In some remembrances of Sharon, we read that late in life he realized the limits of military force, as evidenced by the 2005 Gaza “disengagement.” However, Sharon’s senior adviser, Dov Weisglass, told Ari Shavit that the “significance of the disengagement plan is the freezing of the peace process.”
As reported in the Oct. 6, 2004, edition of Haaretz, Weisglass said, “And when you freeze that process, you prevent the establishment of a Palestinian state, and you prevent a discussion on the refugees, the borders and Jerusalem. Effectively, this whole package called the Palestinian state, with all that it entails, has been removed indefinitely from our agenda.”
Weisglass added that the Gaza disengagement also enjoyed “a [U.S.] presidential blessing and the ratification of both houses of Congress.”
Shavit quoted Weisglass: “The disengagement is actually formaldehyde. It supplies the amount of formaldehyde that is necessary so there will not be a political process with the Palestinians.”

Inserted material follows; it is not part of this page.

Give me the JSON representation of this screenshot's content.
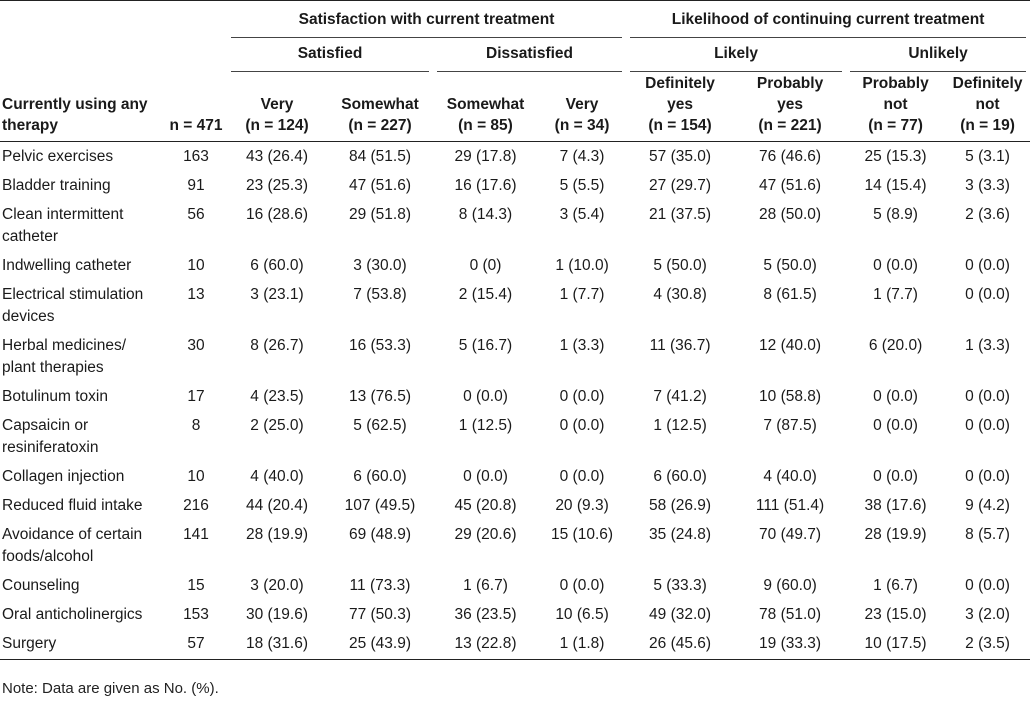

Israeli author and commentator Bernard Avishai, writing in the New Yorker, concluded that “Sharon’s fate was to take the truths of old Zionist settlement to heart and, face down, unable or unwilling to appreciate the larger human story that animated them, to turn them grotesque. His death may now inspire an effort to reach peace. If that comes to pass, then may his memory be blessed. But his life’s work has placed before peacemakers almost unimaginable obstacles.”